Mobile telecommunications company OVO Mobile has acquired Incoming Media, a tech start-up spun out of NICTA (now Data61) for more than $13 million in order to use its technology to expand itself into an AI-driven mobile broadcasting platform.
The acquisition, which has been completed in a scrip deal, will see the creation of OVOPlay as a mobile broadcasting platform that lets advertising or broadcast content be stored on a user’s device without affecting the device’s memory.
Prior to the acquisition of Incoming Media, OVO has operated as a mobile virtual network operator (MVNO) reselling mobile packages on Optus’ network, with its chief differentiator being the rights it has acquired to show niche sports such as motorsports, waterpolo and gymnastics.
It has more than 60,000 mobile phone plan subscribers in Australia, with audiences of up to 200,000 people each weekend, but OVO chief executive Matt Jones said the Incoming Media technology would give it another major revenue stream.
Incoming Media has patented technology which uploads content to the memory of a phone or tablet once it is connected to Wi-Fi and is charging. This can then be shown at the most appropriate time to boost the user’s engagement.
From an advertiser’s perspective, it means ads for burgers could be shown when a person is walking near a fast food chain, whereas a customer who regularly watches waterpolo on Sunday nights would have the game stored on their phone if they missed it, and then played to them automatically when they begin their morning commute on Monday.
Mr Jones said trials of the technology with a telco in the US showed users were five times more likely to watch curated content to the end, repeat it and share it.
The Incoming Technology patents also include methods of utilising machine learning algorithms to tailor content, taking into account if a person’s headphones are plugged in, what time of the day they’re travelling, if their phone is in portrait or landscape mode and if they’re travelling or at home, to determine the best time to show the content.
As part of the deal three former NICTA PhD scientists will join OVO to work on the continual development of the OVOPlay technology. Meanwhile, Incoming Media’s chief executive Mark Adams and its four founders, David McKeague, Dr Max Ott, Bob Hitching and Dr Henrik Petander, will continue to act as advisers to the business.
OVO chief executive Matt Jones told The Australian Financial Review the deal would help it evolve as the mobile telecommunications sector changed and became increasingly based on media-style customer acquisition.

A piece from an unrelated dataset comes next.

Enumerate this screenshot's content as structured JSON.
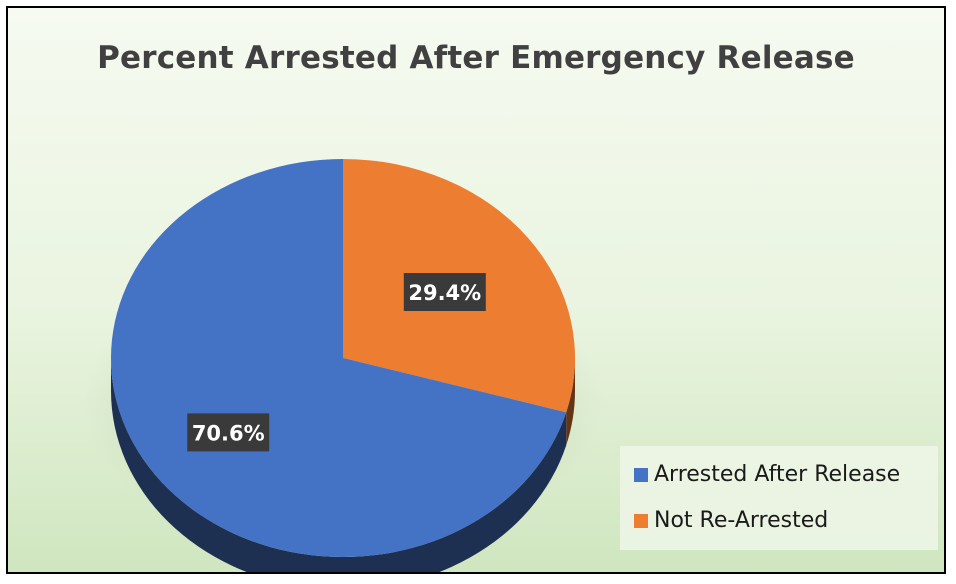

“Because we’re not infrastructure-based and don’t own a mobile network, we are not concerned with geographic boundaries and this helps us to monetise audiences,” he said. “In the next four to five years consumers won’t distinguish between what’s a media and content distribution brand and a telco brand. This is a business model that says we can be a media company and a telco in a single platform and we can accelerate what will ultimately happen globally.”
OVO is also embarking on a capital raise of up to $5 million, which it said would help it take its service global.
As part of the deal, Incoming Media’s major shareholder OneVentures also takes close to a 30 per cent stake in OVO. Other Incoming Media shareholders Warner Music, Intel Capital and Citrix have also received shares.
Incoming Media co-founder David McKeague said there was “deep alignment” between OVO and Incoming Media’s visions.
“Together, OVO and Incoming Media have become the world’s first AI-driven Media Telco,” he said.